Here are some diverse and interesting links from the world of academic misconduct:
  • Research misconduct in Australia: The article in Mark Israel's Blog "The Conversation" lists a number of cases of research misconduct that have been made public in Australia, including a recent one at the University of Queensland.
    "Bruce Murdoch and Caroline Barwood resigned from the University of Queensland in 2013 after a whistleblower claimed that they had not undertaken an experiment on Parkinson’s, despite reporting results in various journals. [...] The university failed to find any evidence that the experiment had been conducted. Instead, it discovered duplicate publication, statistical error and misattribution of authorship."

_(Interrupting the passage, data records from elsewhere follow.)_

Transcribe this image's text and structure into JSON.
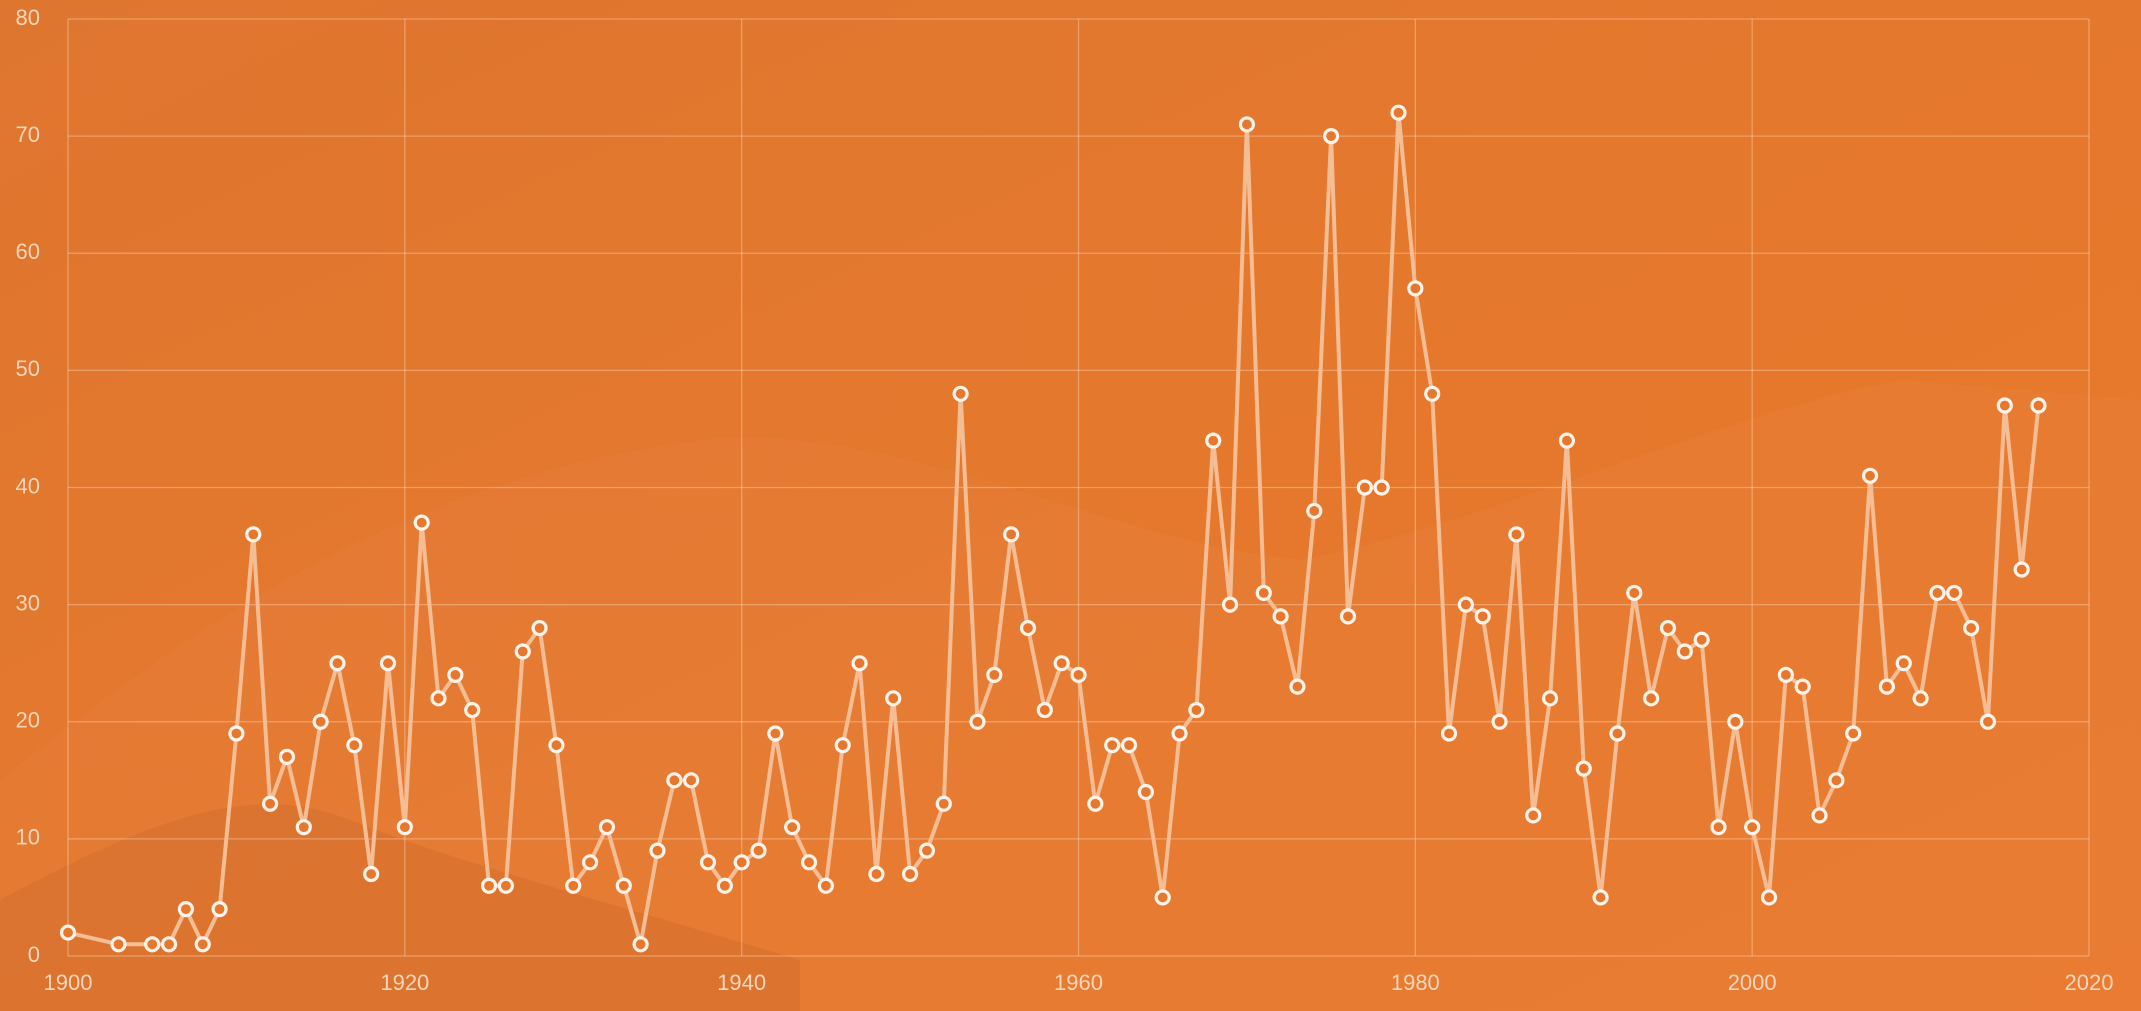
{
  "chart_data": {
    "type": "line",
    "x": [
      1900,
      1903,
      1905,
      1906,
      1907,
      1908,
      1909,
      1910,
      1911,
      1912,
      1913,
      1914,
      1915,
      1916,
      1917,
      1918,
      1919,
      1920,
      1921,
      1922,
      1923,
      1924,
      1925,
      1926,
      1927,
      1928,
      1929,
      1930,
      1931,
      1932,
      1933,
      1934,
      1935,
      1936,
      1937,
      1938,
      1939,
      1940,
      1941,
      1942,
      1943,
      1944,
      1945,
      1946,
      1947,
      1948,
      1949,
      1950,
      1951,
      1952,
      1953,
      1954,
      1955,
      1956,
      1957,
      1958,
      1959,
      1960,
      1961,
      1962,
      1963,
      1964,
      1965,
      1966,
      1967,
      1968,
      1969,
      1970,
      1971,
      1972,
      1973,
      1974,
      1975,
      1976,
      1977,
      1978,
      1979,
      1980,
      1981,
      1982,
      1983,
      1984,
      1985,
      1986,
      1987,
      1988,
      1989,
      1990,
      1991,
      1992,
      1993,
      1994,
      1995,
      1996,
      1997,
      1998,
      1999,
      2000,
      2001,
      2002,
      2003,
      2004,
      2005,
      2006,
      2007,
      2008,
      2009,
      2010,
      2011,
      2012,
      2013,
      2014,
      2015,
      2016,
      2017
    ],
    "values": [
      2,
      1,
      1,
      1,
      4,
      1,
      4,
      19,
      36,
      13,
      17,
      11,
      20,
      25,
      18,
      7,
      25,
      11,
      37,
      22,
      24,
      21,
      6,
      6,
      26,
      28,
      18,
      6,
      8,
      11,
      6,
      1,
      9,
      15,
      15,
      8,
      6,
      8,
      9,
      19,
      11,
      8,
      6,
      18,
      25,
      7,
      22,
      7,
      9,
      13,
      48,
      20,
      24,
      36,
      28,
      21,
      25,
      24,
      13,
      18,
      18,
      14,
      5,
      19,
      21,
      44,
      30,
      71,
      31,
      29,
      23,
      38,
      70,
      29,
      40,
      40,
      72,
      57,
      48,
      19,
      30,
      29,
      20,
      36,
      12,
      22,
      44,
      16,
      5,
      19,
      31,
      22,
      28,
      26,
      27,
      11,
      20,
      11,
      5,
      24,
      23,
      12,
      15,
      19,
      41,
      23,
      25,
      22,
      31,
      31,
      28,
      20,
      47,
      33,
      47
    ],
    "color": "#f5bd94",
    "xlim": [
      1900,
      2020
    ],
    "xticks": [
      1900,
      1920,
      1940,
      1960,
      1980,
      2000,
      2020
    ],
    "ylim": [
      0,
      80
    ],
    "yticks": [
      0,
      10,
      20,
      30,
      40,
      50,
      60,
      70,
      80
    ],
    "grid": true
  }
}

  • The new president of the German "Federation of Expellees" organization, (Bund der Vertriebenen), Bernd Fabritius, is originally from Romania (he belongs to the German minority there) and did his doctorate in Hermannstadt/Sibiu and in Tübingen. A fascinating 54-page documentation of text parallels and other problems with this thesis was published recently online.
    The text was photographed using pens to mark the text and then boxes and explaining text were added to the pictures. A discussion of the documentation (in German) can be found in the Blog Erbloggtes.
  • The Berlin-Brandenburg Academy of Sciences in Germany considered awarding former Minister of Education Annette Schavan (who was found to have plagiarized in her dissertation) the Leibniz medal which is given in honor of outstanding service for the promotion of the goals of the Academy („zur Ehrung besonderer Verdienste um die Förderung der Aufgaben der Akademie“). Apparently, though, there was no unanimous vote, and the discussion leaked its way into the newspapers. There is also more biting commentary on the research group "Zitat und Paraphrase" (quotation and paraphrase) in the Causa Schavan blog ([1] - [2], in German)
  • Dr. med. plagiat: The German newspaper Handelsblatt has an extensive report on the plagiarism scandal in medicine at the University of Freiburg, the University of Münster and the Charité. 
  • There is a call for papers out (abstract submission deadline: November 16, 2014) for an international conference on plagiarism at the Mendel University in Brno, Czech Republic 10 - 12 June 2015 "PLAGIARISM ACROSS EUROPE AND BEYOND" (http://plagiarism.cz/ Disclosure: I am on the program committee).
  • I found an IFQ report (in German) from 2006 on the history of doctorates in Germany with some interesting statistics on the prevalence of doctorates in various fields.
  • It seems that Elsevier has been charging 30$ for copies of book chapters that consist only of one page containing the wording "This page intentionally left blank". A tongue-in-cheek systematic review has been published, and indeed, if one googles "This page is intentionally left blank" together with "site:http://www.sciencedirect.com" there are 55 hits across a wide spectrum of fields. Apparently, the automatic publishing system has trouble with blank pages, or else the blank pages were not caught during the rigorous peer review.
  • Widely off topic: There is even a Lego figurine for a university graduate in a cap & gown.